Liputan6.com, Pekanbaru - Kebiasaan remaja perempuan inisial D di Kecamatan Tenayan Raya, Pekanbaru, membakar pakaiannya mengungkap peristiwa pilu yang dialaminya selama ini. Dara 15 tahun ini ternyata sudah 15 kali mengalami pencabulan oleh tetangganya sendiri inisial E.

Kapolsek Tenayan Raya Ajun Komisaris Manapar Situmeang mengatakan, pelaku pencabulan itu sudah ditangkap beberapa hari lalu. Berkas tersangka tengah dilengkapi dengan memeriksa saksi dan mengumpulkan bukti lainnya.

Manapar menjelaskan, pelaku masuk ke kamar saat korban tengah menelepon. Korban lalu ditarik ke ruang tamu, di mana pelaku langsung berbuat cabul di bawah ancaman.

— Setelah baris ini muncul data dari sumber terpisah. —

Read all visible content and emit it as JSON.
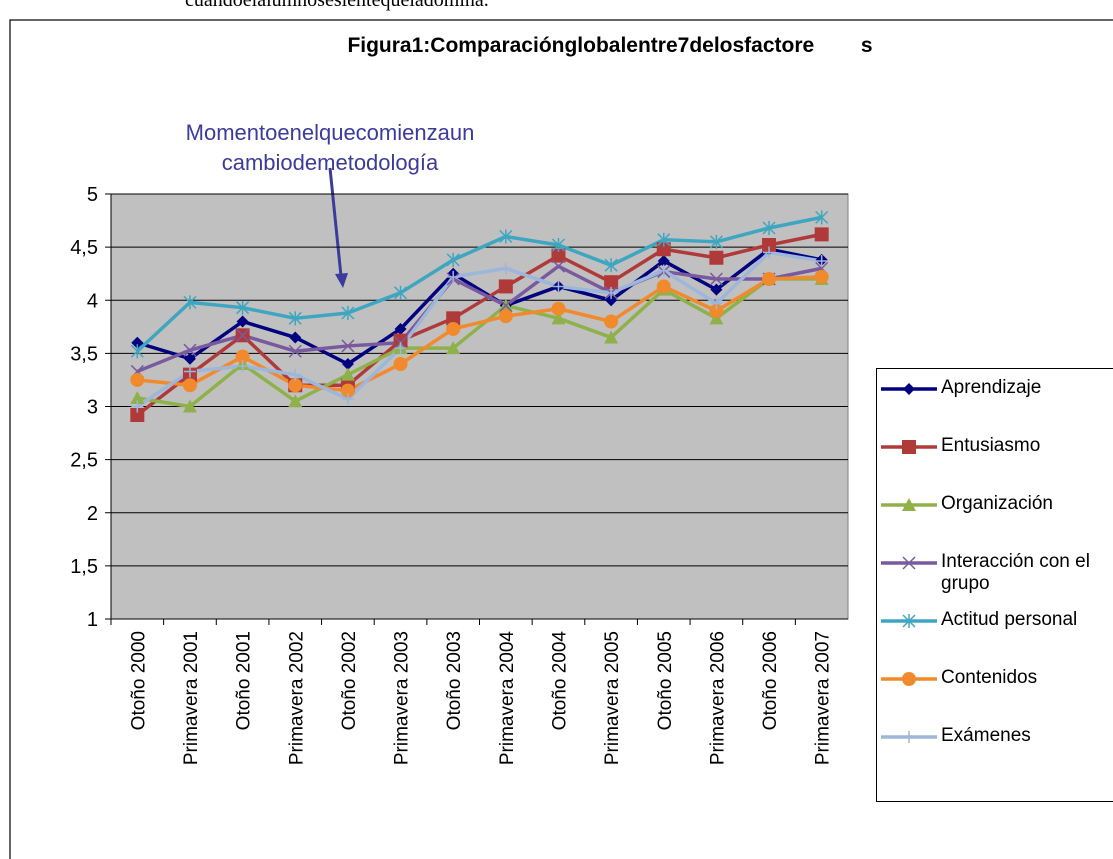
{
  "top_text": "cuandoelalumnosesientequeladomina.",
  "chart_data": {
    "type": "line",
    "title": "Figura1:Comparaciónglobalentre7delosfactore        s",
    "annotation": [
      "Momentoenelquecomienzaun",
      "cambiodemetodología"
    ],
    "categories": [
      "Otoño 2000",
      "Primavera 2001",
      "Otoño 2001",
      "Primavera 2002",
      "Otoño 2002",
      "Primavera 2003",
      "Otoño 2003",
      "Primavera 2004",
      "Otoño 2004",
      "Primavera 2005",
      "Otoño 2005",
      "Primavera 2006",
      "Otoño 2006",
      "Primavera 2007"
    ],
    "ylim": [
      1,
      5
    ],
    "yticks": [
      1,
      {
        "value": 1.5,
        "label": "1,5"
      },
      2,
      {
        "value": 2.5,
        "label": "2,5"
      },
      3,
      {
        "value": 3.5,
        "label": "3,5"
      },
      4,
      {
        "value": 4.5,
        "label": "4,5"
      },
      5
    ],
    "grid": true,
    "legend": "right",
    "series": [
      {
        "name": "Aprendizaje",
        "color": "#000080",
        "marker": "diamond",
        "values": [
          3.6,
          3.45,
          3.8,
          3.65,
          3.4,
          3.73,
          4.25,
          3.95,
          4.13,
          4.0,
          4.37,
          4.1,
          4.48,
          4.38
        ]
      },
      {
        "name": "Entusiasmo",
        "color": "#b03a3a",
        "marker": "square",
        "values": [
          2.92,
          3.3,
          3.67,
          3.2,
          3.2,
          3.62,
          3.83,
          4.13,
          4.42,
          4.17,
          4.48,
          4.4,
          4.52,
          4.62
        ]
      },
      {
        "name": "Organización",
        "color": "#8fb14a",
        "marker": "triangle",
        "values": [
          3.08,
          3.0,
          3.4,
          3.05,
          3.3,
          3.55,
          3.55,
          3.95,
          3.83,
          3.65,
          4.1,
          3.83,
          4.2,
          4.2
        ]
      },
      {
        "name": "Interacción con el grupo",
        "color": "#7a5a9e",
        "marker": "x",
        "values": [
          3.33,
          3.53,
          3.67,
          3.52,
          3.57,
          3.6,
          4.2,
          3.95,
          4.32,
          4.07,
          4.27,
          4.2,
          4.2,
          4.3
        ]
      },
      {
        "name": "Actitud personal",
        "color": "#3ea6c0",
        "marker": "star",
        "values": [
          3.52,
          3.98,
          3.93,
          3.83,
          3.88,
          4.07,
          4.38,
          4.6,
          4.52,
          4.33,
          4.57,
          4.55,
          4.68,
          4.78
        ]
      },
      {
        "name": "Contenidos",
        "color": "#f08a2c",
        "marker": "circle",
        "values": [
          3.25,
          3.2,
          3.47,
          3.2,
          3.15,
          3.4,
          3.73,
          3.85,
          3.92,
          3.8,
          4.13,
          3.9,
          4.2,
          4.22
        ]
      },
      {
        "name": "Exámenes",
        "color": "#9db6dc",
        "marker": "plus",
        "values": [
          3.0,
          3.33,
          3.38,
          3.3,
          3.07,
          3.55,
          4.22,
          4.3,
          4.13,
          4.07,
          4.28,
          3.97,
          4.45,
          4.37
        ]
      }
    ]
  }
}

"Korban diancam dibakar kalau menolak, pelaku juga mengancam akan membakar orangtua korban," kata Manapar, Rabu petang, 6 Januari 2021.

Terhadap kejadian yang dialaminya, korban tidak pernah berbicara kepada orangtuanya. Korban hanya membakar pakaian yang digunakannya setelah dicabuli pelaku.

"Sudah sering membakar pakaiannya, hingga akhirnya terlihat orangtua," kata Manapar.

Orangtua korban lalu bertanya mengenai alasannya membakar pakaian. Korban akhirnya buka mulut dan mengaku sudah dicabuli pelaku 15 kali dalam waktu berbeda-beda.

"Peristiwa ini dilaporkan ke Polsek, dilakukan penyelidikan hingga akhirnya pelaku tertangkap pada 29 Desember 2020 lalu," ucap Kapolsek.

Atas pencabulan yang dilakukannya, penyidik menjerat pelaku dengan Pasal 81 ayat 1 Undang-Undang (UU) Nomor 17 Tahun 2016 tentang Penetapan Peraturan Pemerintah Pengganti Undang-Undang Nomor 1 Tahun 2016 tentang Perubahan kedua atas Undang-Undang atau Pasal 76 D UU Nomor 35 Tahun 2014 tentang Perubahan atas UU Nomor 23 Tahun 2002 tentang Perlindungan Anak.